When I was in fifth grade, I changed schools mid-year. In my new reading class, our teacher, Miss Theodore, picked on one little girl named Maryann every day.
Picked on is an understatement. The teacher was relentless—and mean! It seemed like a vendetta. I remember feeling embarrassed, and even maybe ashamed.
I was the new kid, and was shocked that all the others seemed to think it was normal for this teacher to verbally abuse this poor little girl day in and day out. In fact, some days, she spent most of the hour complaining about how stupid Maryann was. Those days, not much teaching was going on.
For the entire year, 40 kids listened to a teacher beat up on poor Maryann. It became so commonplace that we learned that it was OK.

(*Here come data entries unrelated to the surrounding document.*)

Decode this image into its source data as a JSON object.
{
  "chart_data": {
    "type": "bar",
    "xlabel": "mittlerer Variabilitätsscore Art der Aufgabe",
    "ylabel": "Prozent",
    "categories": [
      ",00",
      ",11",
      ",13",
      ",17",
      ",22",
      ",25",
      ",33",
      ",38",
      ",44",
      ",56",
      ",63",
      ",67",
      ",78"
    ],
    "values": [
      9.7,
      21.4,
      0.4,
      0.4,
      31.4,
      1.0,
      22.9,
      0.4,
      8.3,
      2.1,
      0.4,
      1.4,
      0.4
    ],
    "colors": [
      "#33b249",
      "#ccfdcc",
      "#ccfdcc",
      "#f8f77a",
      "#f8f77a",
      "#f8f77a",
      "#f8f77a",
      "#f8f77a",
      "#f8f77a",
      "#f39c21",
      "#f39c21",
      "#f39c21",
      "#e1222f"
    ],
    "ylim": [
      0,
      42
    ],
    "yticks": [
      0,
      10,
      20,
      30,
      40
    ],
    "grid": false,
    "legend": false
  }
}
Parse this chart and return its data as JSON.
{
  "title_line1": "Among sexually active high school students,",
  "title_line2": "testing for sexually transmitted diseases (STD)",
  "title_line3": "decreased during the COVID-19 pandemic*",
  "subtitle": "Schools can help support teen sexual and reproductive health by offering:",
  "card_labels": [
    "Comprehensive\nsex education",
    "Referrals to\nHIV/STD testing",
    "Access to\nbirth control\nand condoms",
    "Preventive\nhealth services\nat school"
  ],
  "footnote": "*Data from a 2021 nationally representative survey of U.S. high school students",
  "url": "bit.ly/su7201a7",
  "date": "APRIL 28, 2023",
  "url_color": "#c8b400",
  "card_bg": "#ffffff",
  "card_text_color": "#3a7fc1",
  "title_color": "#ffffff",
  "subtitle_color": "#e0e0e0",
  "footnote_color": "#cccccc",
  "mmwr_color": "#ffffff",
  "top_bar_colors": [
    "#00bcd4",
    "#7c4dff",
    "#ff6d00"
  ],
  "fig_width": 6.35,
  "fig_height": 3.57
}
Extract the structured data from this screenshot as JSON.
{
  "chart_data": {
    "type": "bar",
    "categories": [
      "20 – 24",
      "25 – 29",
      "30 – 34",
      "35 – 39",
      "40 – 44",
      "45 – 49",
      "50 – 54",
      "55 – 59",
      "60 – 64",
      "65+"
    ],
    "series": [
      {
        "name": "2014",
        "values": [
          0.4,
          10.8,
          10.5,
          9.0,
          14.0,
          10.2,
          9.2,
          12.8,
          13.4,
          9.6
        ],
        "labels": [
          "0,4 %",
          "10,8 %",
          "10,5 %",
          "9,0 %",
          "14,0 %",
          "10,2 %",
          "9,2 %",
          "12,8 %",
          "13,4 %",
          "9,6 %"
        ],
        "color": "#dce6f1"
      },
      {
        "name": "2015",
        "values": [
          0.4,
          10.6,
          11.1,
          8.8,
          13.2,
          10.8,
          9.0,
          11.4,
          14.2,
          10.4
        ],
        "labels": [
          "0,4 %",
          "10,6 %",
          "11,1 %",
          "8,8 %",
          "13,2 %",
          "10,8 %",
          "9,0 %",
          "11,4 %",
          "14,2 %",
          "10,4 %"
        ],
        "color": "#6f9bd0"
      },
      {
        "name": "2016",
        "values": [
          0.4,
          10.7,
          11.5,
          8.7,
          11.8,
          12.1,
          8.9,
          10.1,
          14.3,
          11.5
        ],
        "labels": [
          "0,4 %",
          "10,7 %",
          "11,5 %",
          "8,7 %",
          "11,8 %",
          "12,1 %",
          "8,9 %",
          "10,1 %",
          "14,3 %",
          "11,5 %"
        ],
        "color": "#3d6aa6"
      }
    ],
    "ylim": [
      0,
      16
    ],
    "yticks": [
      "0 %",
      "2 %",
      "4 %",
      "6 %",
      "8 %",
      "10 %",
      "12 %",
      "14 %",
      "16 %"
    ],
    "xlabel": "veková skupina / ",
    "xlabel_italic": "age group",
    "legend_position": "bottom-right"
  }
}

I can only imagine that is how the 13-year-old boy felt when his teacher participated in him getting dragged around his Kopachuck Middle School classroom in Gig Harbor, Washington. He was videotaped getting a sock shoved in his mouth, and chairs stacked on top of him. In some parts of the video the boy reportedly was trying to laugh and go along.
How could he not? At 13, we do not have the maturity to say "you're hurting my feelings." That's doubly true if you're a boy. His only recourse was to pretend it didn't bother him.
The teacher, John Rosi, who has been an educator for 18 years, opted for a suspension in order to save his job. Then when the other kids learned of Rosi's suspension, they blamed the victim. The little boy wanted to kill himself because he couldn't bear going back to school, his mom reportedly said.
Shame on you, John Rosi. Your claim that you didn't think it was bullying doesn't wash. The videotape shows Rosi putting the boy in a headlock and driving his head into the ground. Teacher also lifted a boy up by the ankles. Is there any surprise that the other children mimmicked the same behavior?
After 18 years, you should have known better. You've officially made it on my "deserves a smack" list.
One of many problems with bullying, and other forms of verbal abuse, is that the victim eventually starts to believe the nay-saying. If a person is constantly being told she is dumb or stupid, she is going to believe it. To this day, I can't imagine how Maryann must have carried that abuse with her—back then, and likely still today.
Abuse begets abuse. Bullying begets bullying. If we get bullied, we are likely to bully others.
Children need to be protected. And yes, a 13-year-old boy is still a child. He deserved protection from his teacher. The fact that the district lets the teacher continue is equally shameful.
John Rosi, your goal as the adult was to protect your students. That is a task that you failed at miserably.